Poster Presentation 32nd Lorne Cancer 2020

Characterisation of molecular response to the RNA polymerase I transcription inhibitor CX-5461 in olaparib-resistant ID8 mouse ovarian cancer cells (#126)

Natalie Brajanovski 1 , Michael Hendley 1 , Huy Nguyen 1 , Jian Kang 1 2 , Ching-Seng Ang 3 , Rick Pearson 1 2 4 5 , Elaine Sanij 1 2 6
  1. Division of Cancer Research, Peter MacCallum Cancer Centre, Parkville, VIC, Australia
  2. Sir Peter MacCallum Department of Oncology, University of Melbourne, Parkville, Victoria, Australia
  3. Bio21 Molecular Science and Biotechnology Institute, University of Melbourne, Parkville, Victoria, Australia
  4. Department of Biochemistry and Molecular Biology, Monash University, Clayton, Victoria, Australia
  5. Department of Biochemistry and Molecular Biology, University of Melbourne, Parkville, Victoria, Australia
  6. Department of Pathology, University of Melbourne, Parkville, Victoria, Australia

The Poly-(ADP-ribose) Polymerase inhibitor (PARPi) olaparib has been approved by the FDA for the treatment of recurrent homologous recombination (HR) DNA repair–deficient ovarian cancer. Despite showing great promise in the clinic, however, rates of acquired resistance are high and can arise through multiple mechanisms including the restoration of the homologous recombination pathway. As such, the identification and development of novel treatment strategies that overcome PARPi resistance and improve therapeutic outcomes in HR-proficient disease is of critical importance.
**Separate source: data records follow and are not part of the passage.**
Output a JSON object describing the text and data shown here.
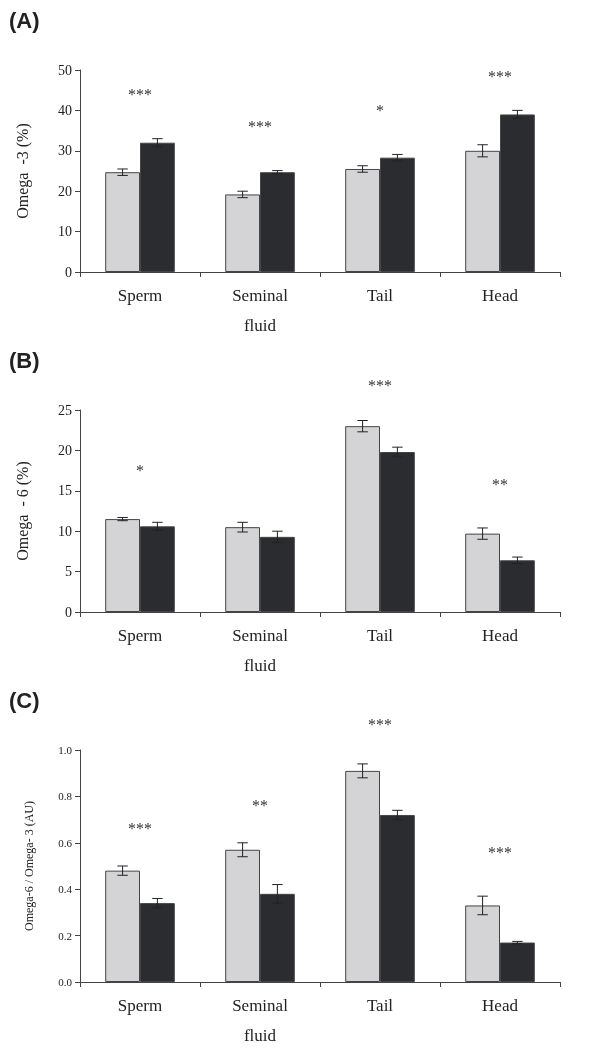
{
  "chart_data": [
    {
      "type": "bar",
      "title": "(A)",
      "ylabel": "Omega  -3 (%)",
      "categories": [
        "Sperm",
        "Seminal\nfluid",
        "Tail",
        "Head"
      ],
      "ylim": [
        0,
        50
      ],
      "yticks": [
        0,
        10,
        20,
        30,
        40,
        50
      ],
      "series": [
        {
          "color": "#d4d4d6",
          "values": [
            24.7,
            19.2,
            25.5,
            30
          ],
          "errors": [
            0.8,
            0.8,
            0.8,
            1.5
          ]
        },
        {
          "color": "#2a2c30",
          "values": [
            32,
            24.7,
            28.3,
            39
          ],
          "errors": [
            1,
            0.4,
            0.8,
            1
          ]
        }
      ],
      "annotations": [
        "***",
        "***",
        "*",
        "***"
      ]
    },
    {
      "type": "bar",
      "title": "(B)",
      "ylabel": "Omega  - 6 (%)",
      "categories": [
        "Sperm",
        "Seminal\nfluid",
        "Tail",
        "Head"
      ],
      "ylim": [
        0,
        25
      ],
      "yticks": [
        0,
        5,
        10,
        15,
        20,
        25
      ],
      "series": [
        {
          "color": "#d4d4d6",
          "values": [
            11.5,
            10.5,
            23,
            9.7
          ],
          "errors": [
            0.2,
            0.6,
            0.7,
            0.7
          ]
        },
        {
          "color": "#2a2c30",
          "values": [
            10.6,
            9.3,
            19.8,
            6.4
          ],
          "errors": [
            0.5,
            0.7,
            0.6,
            0.4
          ]
        }
      ],
      "annotations": [
        "*",
        "***",
        "**"
      ]
    },
    {
      "type": "bar",
      "title": "(C)",
      "ylabel": "Omega-6 / Omega- 3 (AU)",
      "categories": [
        "Sperm",
        "Seminal\nfluid",
        "Tail",
        "Head"
      ],
      "ylim": [
        0,
        1
      ],
      "yticks": [
        {
          "value": 0,
          "label": "0.0"
        },
        {
          "value": 0.2,
          "label": "0.2"
        },
        {
          "value": 0.4,
          "label": "0.4"
        },
        {
          "value": 0.6,
          "label": "0.6"
        },
        {
          "value": 0.8,
          "label": "0.8"
        },
        {
          "value": 1,
          "label": "1.0"
        }
      ],
      "series": [
        {
          "color": "#d4d4d6",
          "values": [
            0.48,
            0.57,
            0.91,
            0.33
          ],
          "errors": [
            0.02,
            0.03,
            0.03,
            0.04
          ]
        },
        {
          "color": "#2a2c30",
          "values": [
            0.34,
            0.38,
            0.72,
            0.17
          ],
          "errors": [
            0.02,
            0.04,
            0.02,
            0.005
          ]
        }
      ],
      "annotations": [
        "***",
        "**",
        "***",
        "***"
      ]
    }
  ]
}
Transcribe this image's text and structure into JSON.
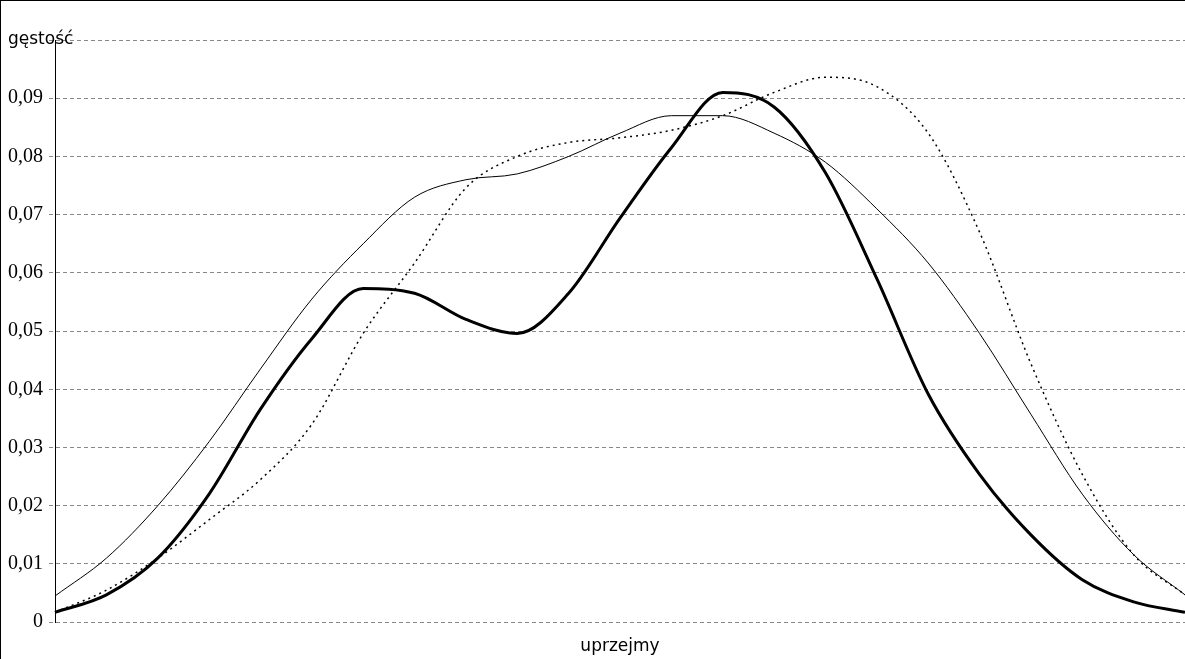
{
  "chart_data": {
    "type": "line",
    "ylabel": "gęstość",
    "xlabel": "uprzejmy",
    "categories": [
      null,
      null,
      null,
      null,
      null,
      null,
      null,
      null,
      null,
      null,
      null,
      null,
      null,
      null,
      null,
      null,
      null,
      null,
      null,
      null,
      null,
      null,
      null
    ],
    "ylim": [
      0,
      0.1
    ],
    "yticks": [
      0,
      {
        "value": 0.01,
        "label": "0,01"
      },
      {
        "value": 0.02,
        "label": "0,02"
      },
      {
        "value": 0.03,
        "label": "0,03"
      },
      {
        "value": 0.04,
        "label": "0,04"
      },
      {
        "value": 0.05,
        "label": "0,05"
      },
      {
        "value": 0.06,
        "label": "0,06"
      },
      {
        "value": 0.07,
        "label": "0,07"
      },
      {
        "value": 0.08,
        "label": "0,08"
      },
      {
        "value": 0.09,
        "label": "0,09"
      },
      {
        "value": 0.1,
        "label": null
      }
    ],
    "grid": "y",
    "marker": "none",
    "series": [
      {
        "color": "#000000",
        "line_style": "solid",
        "values": [
          0.0045,
          0.011,
          0.02,
          0.031,
          0.0435,
          0.0555,
          0.065,
          0.073,
          0.076,
          0.077,
          0.08,
          0.084,
          0.087,
          0.087,
          0.084,
          0.079,
          0.071,
          0.0617,
          0.0496,
          0.0357,
          0.022,
          0.0116,
          0.0047
        ]
      },
      {
        "color": "#000000",
        "line_style": "solid",
        "values": [
          0.0017,
          0.0047,
          0.011,
          0.022,
          0.0366,
          0.0487,
          0.0573,
          0.0565,
          0.052,
          0.0496,
          0.0565,
          0.0694,
          0.0815,
          0.091,
          0.0885,
          0.0772,
          0.059,
          0.0392,
          0.0254,
          0.015,
          0.0073,
          0.0035,
          0.0017
        ]
      },
      {
        "color": "#000000",
        "line_style": "dotted",
        "values": [
          0.0017,
          0.0055,
          0.011,
          0.0176,
          0.0245,
          0.034,
          0.0496,
          0.0617,
          0.0746,
          0.08,
          0.0824,
          0.0832,
          0.0845,
          0.087,
          0.091,
          0.0936,
          0.092,
          0.084,
          0.067,
          0.0444,
          0.0254,
          0.0116,
          0.0047
        ]
      }
    ]
  }
}
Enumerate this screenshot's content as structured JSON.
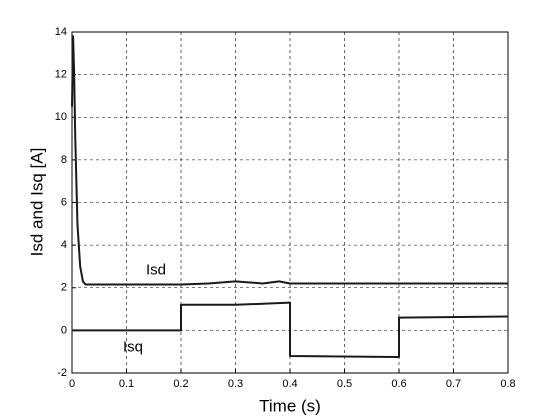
{
  "chart_data": {
    "type": "line",
    "xlabel": "Time (s)",
    "ylabel": "Isd and Isq [A]",
    "xlim": [
      0,
      0.8
    ],
    "xticks": [
      0,
      0.1,
      0.2,
      0.3,
      0.4,
      0.5,
      0.6,
      0.7,
      0.8
    ],
    "ylim": [
      -2,
      14
    ],
    "yticks": [
      -2,
      0,
      2,
      4,
      6,
      8,
      10,
      12,
      14
    ],
    "grid": true,
    "series": [
      {
        "name": "Isd",
        "color": "#1a1a1a",
        "x": [
          0,
          0.002,
          0.004,
          0.006,
          0.01,
          0.015,
          0.02,
          0.025,
          0.1,
          0.2,
          0.25,
          0.3,
          0.35,
          0.38,
          0.4,
          0.45,
          0.5,
          0.6,
          0.7,
          0.8
        ],
        "values": [
          10.5,
          13.8,
          12.0,
          9.0,
          5.0,
          3.0,
          2.3,
          2.15,
          2.15,
          2.15,
          2.2,
          2.3,
          2.2,
          2.3,
          2.2,
          2.2,
          2.2,
          2.2,
          2.2,
          2.2
        ]
      },
      {
        "name": "Isq",
        "color": "#1a1a1a",
        "x": [
          0,
          0.2,
          0.2,
          0.3,
          0.4,
          0.4,
          0.6,
          0.6,
          0.8
        ],
        "values": [
          0,
          0,
          1.2,
          1.2,
          1.3,
          -1.2,
          -1.25,
          0.6,
          0.65
        ]
      }
    ]
  }
}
Pre-clinical work performed by our group has demonstrated that CX-5461, a first-in-class inhibitor of RNA polymerase I (Pol I) transcription of ribosomal RNA (rRNA) genes (rDNA), activates a targeted DNA damage response at rRNA genes and exhibits synthetic lethality with HR deficiency. Furthermore, CX-5461 has also been found to enhance synthetic lethal interactions of PARPi with HR deficiency, in a high-grade serous ovarian cancer (HGSOC) patient-derived xenograft (PDX) in vivo, and more importantly exhibit single-agent efficacy in PARPi-resistant HGSOC-PDX.

In order to investigate the mechanisms of efficacy of CX-5461 in PARPi-resistant ovarian cancer cells and to identify pathways involved in mediating resistance to PARPi, culture adapted olaparib resistant-ID8 mouse ovarian cancer cell lines were generated. Using this cell model, we performed quantitative global proteomic and phosphoproteomic analyses and identified altered metabolism and restoration of the G2M checkpoint to be associated with olaparib resistance in ID8 cells. We also identified key biological processes to be implicated in the cellular response to CX-5461, including ribosome biogenesis, mRNA translation and G2M cell cycle checkpoint.

Additional biochemical investigations will further elucidate the molecular mechanisms promoting PARPi resistance in this model and define the signalling pathways that mediate the actions of CX-5461. This will facilitate the rational design of more effective treatment regimens for ovarian cancer patients.